In almost any season, produce cases at grocery stores are mounded high with fruits and vegetables from other countries, often Central and South America. Archer said there may be some differences in the production and handling standards between foreign and domestic products.
"But balance that with the fact that most chain supermarkets have contracts in which they have set some standards and specifications they expect (from foreign producers)," he said. "That lessens the risk a lot.
"And there's no substitute for washing things well," Archer said.
Erin Rosas said there are other precautions consumers can take when shopping for fresh meat.
"I would get the highest grade beef I could find, and I'd check the packaging date to see when the animal was slaughtered," she said. "Or ask the butcher."
She said she wouldn't buy conventionally produced fresh meat that was processed close to the time of the mad cow announcement.

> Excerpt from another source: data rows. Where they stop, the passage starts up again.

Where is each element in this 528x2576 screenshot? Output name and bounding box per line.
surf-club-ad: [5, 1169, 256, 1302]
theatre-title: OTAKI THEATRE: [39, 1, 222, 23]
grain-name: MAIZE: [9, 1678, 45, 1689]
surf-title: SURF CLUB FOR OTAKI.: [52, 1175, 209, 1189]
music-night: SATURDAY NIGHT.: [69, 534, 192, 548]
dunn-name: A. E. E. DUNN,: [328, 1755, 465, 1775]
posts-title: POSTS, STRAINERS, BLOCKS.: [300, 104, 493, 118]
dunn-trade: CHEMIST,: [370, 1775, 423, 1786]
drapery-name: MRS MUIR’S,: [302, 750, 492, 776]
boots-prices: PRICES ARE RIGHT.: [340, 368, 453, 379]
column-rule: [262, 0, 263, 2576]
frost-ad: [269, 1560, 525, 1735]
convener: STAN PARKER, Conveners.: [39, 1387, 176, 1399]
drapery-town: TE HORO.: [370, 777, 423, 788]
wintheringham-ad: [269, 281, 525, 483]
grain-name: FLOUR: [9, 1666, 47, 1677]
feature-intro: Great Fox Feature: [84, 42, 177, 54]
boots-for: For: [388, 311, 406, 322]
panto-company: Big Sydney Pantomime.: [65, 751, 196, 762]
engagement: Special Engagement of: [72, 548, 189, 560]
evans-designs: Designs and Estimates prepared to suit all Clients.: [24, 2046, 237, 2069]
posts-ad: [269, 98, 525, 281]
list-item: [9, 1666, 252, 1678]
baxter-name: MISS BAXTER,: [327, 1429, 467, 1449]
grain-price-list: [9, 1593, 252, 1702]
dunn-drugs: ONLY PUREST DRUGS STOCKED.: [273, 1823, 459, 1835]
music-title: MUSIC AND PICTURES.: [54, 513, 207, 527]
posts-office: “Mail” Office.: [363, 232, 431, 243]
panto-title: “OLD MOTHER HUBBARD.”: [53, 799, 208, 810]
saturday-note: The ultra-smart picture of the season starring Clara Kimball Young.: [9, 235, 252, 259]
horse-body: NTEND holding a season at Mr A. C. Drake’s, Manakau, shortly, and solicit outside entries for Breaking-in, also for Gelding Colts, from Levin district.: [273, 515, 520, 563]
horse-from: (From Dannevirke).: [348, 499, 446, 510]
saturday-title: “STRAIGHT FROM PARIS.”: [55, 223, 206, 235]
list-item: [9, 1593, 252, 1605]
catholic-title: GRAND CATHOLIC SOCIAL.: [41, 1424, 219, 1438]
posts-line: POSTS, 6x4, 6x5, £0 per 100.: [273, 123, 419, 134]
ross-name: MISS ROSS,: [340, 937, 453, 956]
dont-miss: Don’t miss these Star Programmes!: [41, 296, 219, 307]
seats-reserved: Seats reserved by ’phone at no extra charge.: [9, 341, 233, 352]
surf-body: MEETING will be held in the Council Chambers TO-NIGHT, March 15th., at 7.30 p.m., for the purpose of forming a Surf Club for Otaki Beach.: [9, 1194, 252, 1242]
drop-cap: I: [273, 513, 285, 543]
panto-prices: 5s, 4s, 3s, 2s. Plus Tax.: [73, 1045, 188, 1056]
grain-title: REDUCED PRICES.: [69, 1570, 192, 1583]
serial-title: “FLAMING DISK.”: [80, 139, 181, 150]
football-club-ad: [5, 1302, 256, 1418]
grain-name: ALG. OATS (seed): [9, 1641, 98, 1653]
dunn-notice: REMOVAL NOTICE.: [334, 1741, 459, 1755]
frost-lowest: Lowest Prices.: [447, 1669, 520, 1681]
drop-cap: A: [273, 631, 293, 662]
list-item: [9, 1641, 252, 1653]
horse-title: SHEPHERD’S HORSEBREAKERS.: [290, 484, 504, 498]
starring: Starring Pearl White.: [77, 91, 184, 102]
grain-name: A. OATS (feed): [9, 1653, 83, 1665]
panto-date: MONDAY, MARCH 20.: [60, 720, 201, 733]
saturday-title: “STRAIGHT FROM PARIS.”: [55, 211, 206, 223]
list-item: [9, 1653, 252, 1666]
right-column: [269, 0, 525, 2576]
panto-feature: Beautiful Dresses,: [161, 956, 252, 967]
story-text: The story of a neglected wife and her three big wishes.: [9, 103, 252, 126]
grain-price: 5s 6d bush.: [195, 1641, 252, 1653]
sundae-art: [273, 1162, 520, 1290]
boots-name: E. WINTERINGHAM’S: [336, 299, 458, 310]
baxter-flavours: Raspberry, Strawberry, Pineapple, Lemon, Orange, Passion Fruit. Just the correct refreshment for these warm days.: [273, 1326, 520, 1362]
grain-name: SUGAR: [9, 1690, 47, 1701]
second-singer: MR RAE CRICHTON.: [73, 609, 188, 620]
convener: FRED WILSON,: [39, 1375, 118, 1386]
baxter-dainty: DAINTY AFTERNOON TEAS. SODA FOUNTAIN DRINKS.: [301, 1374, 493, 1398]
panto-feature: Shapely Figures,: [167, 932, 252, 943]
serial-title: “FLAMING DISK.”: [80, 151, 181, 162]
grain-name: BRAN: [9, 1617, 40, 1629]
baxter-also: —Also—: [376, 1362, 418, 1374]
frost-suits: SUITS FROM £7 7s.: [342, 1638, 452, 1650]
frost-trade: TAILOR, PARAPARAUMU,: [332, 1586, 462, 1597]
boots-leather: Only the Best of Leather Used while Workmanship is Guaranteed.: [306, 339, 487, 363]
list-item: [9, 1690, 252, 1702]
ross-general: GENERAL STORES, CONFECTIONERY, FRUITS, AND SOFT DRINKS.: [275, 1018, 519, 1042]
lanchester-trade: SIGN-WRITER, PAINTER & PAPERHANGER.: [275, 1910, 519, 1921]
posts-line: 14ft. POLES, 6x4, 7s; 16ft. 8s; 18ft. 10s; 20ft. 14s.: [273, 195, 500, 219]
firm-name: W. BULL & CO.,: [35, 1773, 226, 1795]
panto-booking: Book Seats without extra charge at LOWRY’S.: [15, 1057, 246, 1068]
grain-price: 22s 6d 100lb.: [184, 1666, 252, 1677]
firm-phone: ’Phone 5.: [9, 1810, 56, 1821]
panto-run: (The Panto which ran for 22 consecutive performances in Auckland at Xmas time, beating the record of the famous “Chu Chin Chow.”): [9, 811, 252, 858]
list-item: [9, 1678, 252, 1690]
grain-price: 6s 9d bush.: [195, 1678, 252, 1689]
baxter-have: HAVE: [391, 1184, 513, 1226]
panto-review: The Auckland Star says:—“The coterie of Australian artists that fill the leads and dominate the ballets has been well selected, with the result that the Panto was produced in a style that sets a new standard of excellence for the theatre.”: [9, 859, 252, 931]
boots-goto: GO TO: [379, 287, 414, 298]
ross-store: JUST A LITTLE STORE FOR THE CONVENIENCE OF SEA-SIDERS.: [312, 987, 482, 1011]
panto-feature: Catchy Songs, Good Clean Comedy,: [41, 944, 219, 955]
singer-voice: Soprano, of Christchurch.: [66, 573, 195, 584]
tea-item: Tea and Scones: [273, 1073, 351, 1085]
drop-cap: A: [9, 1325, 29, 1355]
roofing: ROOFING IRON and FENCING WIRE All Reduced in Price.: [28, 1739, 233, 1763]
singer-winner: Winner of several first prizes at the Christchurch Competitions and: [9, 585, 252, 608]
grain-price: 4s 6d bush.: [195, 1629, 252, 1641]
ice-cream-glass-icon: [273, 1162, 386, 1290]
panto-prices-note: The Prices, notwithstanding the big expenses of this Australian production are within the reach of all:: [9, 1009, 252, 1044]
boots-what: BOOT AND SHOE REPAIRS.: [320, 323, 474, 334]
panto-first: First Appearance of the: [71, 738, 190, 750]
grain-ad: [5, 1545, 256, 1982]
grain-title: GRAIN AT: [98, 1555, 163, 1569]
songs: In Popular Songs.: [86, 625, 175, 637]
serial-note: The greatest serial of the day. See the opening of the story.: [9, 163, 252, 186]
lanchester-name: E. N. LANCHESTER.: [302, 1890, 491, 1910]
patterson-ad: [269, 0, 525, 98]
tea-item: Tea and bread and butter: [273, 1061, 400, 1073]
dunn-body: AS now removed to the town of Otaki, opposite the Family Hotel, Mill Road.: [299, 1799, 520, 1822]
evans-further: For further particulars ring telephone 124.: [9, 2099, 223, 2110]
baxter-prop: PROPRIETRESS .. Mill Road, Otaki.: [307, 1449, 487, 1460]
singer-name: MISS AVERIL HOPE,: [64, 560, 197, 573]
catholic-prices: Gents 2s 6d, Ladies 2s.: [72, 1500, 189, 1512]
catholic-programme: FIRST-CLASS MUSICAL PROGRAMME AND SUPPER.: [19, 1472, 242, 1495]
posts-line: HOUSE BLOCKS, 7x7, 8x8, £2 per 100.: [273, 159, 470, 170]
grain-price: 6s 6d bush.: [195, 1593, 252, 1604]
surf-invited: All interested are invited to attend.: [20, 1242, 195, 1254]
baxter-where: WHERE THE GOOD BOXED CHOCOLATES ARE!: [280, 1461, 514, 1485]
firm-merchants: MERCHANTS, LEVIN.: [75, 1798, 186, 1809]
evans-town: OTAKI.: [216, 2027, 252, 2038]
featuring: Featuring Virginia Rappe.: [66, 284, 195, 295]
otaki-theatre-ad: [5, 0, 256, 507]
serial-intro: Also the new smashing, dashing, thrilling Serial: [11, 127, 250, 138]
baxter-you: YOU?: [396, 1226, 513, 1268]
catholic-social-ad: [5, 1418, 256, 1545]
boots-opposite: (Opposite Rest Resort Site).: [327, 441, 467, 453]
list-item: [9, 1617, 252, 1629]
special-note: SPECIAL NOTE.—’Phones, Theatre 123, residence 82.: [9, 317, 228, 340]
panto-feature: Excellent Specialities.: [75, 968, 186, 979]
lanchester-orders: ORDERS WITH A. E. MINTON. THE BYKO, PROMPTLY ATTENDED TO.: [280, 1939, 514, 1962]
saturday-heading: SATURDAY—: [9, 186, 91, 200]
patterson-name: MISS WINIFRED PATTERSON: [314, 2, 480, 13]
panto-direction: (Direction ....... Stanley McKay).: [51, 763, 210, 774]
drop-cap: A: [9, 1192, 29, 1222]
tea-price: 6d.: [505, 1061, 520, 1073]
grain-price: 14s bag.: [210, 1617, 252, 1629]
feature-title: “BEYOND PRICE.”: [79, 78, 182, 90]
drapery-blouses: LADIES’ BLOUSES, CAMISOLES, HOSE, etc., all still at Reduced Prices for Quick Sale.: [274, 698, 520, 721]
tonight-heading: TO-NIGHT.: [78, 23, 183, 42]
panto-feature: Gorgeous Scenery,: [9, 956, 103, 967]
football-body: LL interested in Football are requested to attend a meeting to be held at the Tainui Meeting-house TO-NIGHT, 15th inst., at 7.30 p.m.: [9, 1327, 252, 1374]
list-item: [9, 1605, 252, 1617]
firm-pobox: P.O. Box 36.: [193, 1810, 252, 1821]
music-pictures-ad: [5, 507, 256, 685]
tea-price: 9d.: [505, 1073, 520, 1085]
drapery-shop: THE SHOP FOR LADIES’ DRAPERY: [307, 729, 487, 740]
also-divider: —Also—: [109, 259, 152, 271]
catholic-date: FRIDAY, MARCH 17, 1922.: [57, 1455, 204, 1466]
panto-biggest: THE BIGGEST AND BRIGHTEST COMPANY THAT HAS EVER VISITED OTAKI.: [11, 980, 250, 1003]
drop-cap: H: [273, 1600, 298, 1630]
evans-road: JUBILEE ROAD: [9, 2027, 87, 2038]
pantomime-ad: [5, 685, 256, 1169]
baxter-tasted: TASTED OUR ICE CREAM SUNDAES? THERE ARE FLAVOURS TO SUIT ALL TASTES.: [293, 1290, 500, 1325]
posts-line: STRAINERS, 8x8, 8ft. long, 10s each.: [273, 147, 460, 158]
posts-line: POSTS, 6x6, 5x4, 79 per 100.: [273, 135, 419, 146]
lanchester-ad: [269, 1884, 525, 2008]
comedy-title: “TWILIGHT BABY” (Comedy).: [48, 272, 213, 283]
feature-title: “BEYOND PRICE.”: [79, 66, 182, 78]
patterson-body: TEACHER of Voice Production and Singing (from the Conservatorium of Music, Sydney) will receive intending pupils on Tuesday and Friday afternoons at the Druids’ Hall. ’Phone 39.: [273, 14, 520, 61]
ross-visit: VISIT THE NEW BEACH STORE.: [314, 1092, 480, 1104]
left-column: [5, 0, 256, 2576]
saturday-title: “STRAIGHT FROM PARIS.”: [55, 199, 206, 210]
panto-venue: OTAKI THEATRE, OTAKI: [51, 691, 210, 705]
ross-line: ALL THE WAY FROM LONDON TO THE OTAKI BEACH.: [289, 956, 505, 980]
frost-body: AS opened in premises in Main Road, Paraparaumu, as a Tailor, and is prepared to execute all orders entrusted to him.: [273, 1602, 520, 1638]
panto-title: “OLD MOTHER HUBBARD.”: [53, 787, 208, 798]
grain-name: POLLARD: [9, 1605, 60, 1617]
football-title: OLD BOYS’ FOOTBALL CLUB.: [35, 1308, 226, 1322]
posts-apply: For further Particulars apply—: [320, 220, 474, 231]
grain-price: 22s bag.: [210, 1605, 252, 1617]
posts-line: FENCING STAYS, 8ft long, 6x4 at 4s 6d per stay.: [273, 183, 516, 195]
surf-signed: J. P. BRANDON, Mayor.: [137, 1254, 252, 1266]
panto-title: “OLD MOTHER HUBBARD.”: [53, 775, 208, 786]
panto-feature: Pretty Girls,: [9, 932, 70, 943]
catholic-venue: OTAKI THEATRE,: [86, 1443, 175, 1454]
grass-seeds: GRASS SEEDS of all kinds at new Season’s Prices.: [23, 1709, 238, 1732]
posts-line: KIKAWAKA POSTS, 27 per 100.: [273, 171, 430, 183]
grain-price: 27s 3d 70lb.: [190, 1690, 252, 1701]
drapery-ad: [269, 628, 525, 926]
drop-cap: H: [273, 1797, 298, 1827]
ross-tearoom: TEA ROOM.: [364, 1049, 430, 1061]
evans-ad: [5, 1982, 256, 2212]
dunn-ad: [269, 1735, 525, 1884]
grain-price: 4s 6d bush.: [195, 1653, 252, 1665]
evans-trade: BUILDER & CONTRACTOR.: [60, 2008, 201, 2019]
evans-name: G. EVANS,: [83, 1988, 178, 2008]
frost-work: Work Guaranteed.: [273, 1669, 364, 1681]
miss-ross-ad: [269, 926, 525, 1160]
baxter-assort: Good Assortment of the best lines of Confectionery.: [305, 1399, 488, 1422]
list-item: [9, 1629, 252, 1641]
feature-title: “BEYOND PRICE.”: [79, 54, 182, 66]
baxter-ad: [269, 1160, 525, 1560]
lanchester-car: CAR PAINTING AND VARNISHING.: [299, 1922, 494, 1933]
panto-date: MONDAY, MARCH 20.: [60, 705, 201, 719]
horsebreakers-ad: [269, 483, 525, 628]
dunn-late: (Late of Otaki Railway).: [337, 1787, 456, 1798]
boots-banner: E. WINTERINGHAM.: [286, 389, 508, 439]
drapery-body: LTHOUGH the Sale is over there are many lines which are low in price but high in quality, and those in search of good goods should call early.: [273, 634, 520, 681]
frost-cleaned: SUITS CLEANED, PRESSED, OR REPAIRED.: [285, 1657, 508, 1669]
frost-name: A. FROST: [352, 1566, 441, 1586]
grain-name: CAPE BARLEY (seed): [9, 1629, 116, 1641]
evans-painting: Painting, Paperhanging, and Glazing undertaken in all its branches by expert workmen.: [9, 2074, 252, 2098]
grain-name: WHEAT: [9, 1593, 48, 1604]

And with frozen meat, she said, "there's no way to tell how long ago the animal was slaughtered."
Rosas also said she would, for the time being, steer clear of hamburger and other ground beef from cattle raised conventionally. Unlike muscle cuts of meat, she said, you can't be sure what went into ground beef.
"Hamburger poses the greatest risk," she said.
Since early December and the mad cow scare, Rosas said, people have been stopping at their farm and buying beef from their small meat locker. Hamburger has been the biggest seller, she said.
All their meat comes from a herd - currently about 45 head - that is born and raised on their farm without hormones and on a lifetime diet of organically grown grasses.
"We don't feed cattle to our cattle," she said, referring to commercial feed that can contain by-products of slaughtered animals.
Organic meat, mainly beef and poultry, comprises a small part of Florida's organic farming industry. Mesh said in addition to vegetables and fruits, the list of organics produced in Florida includes eggs, citrus, even sugar and rice.
Archer said the decision whether to buy organic - sometimes at a higher price - or conventionally produced food largely comes down to consumers' personal choice.
"I don't believe there are any safety differences," he said.
"I've gotten calls from people since this (mad cow) thing, asking if they should eat beef," Archer said. "The truth is the muscle of beef is safe, even if it came from a diseased cow. To me, what this episode meant was that our system is working.
"My advice is enjoy your food," he said, "and respect it."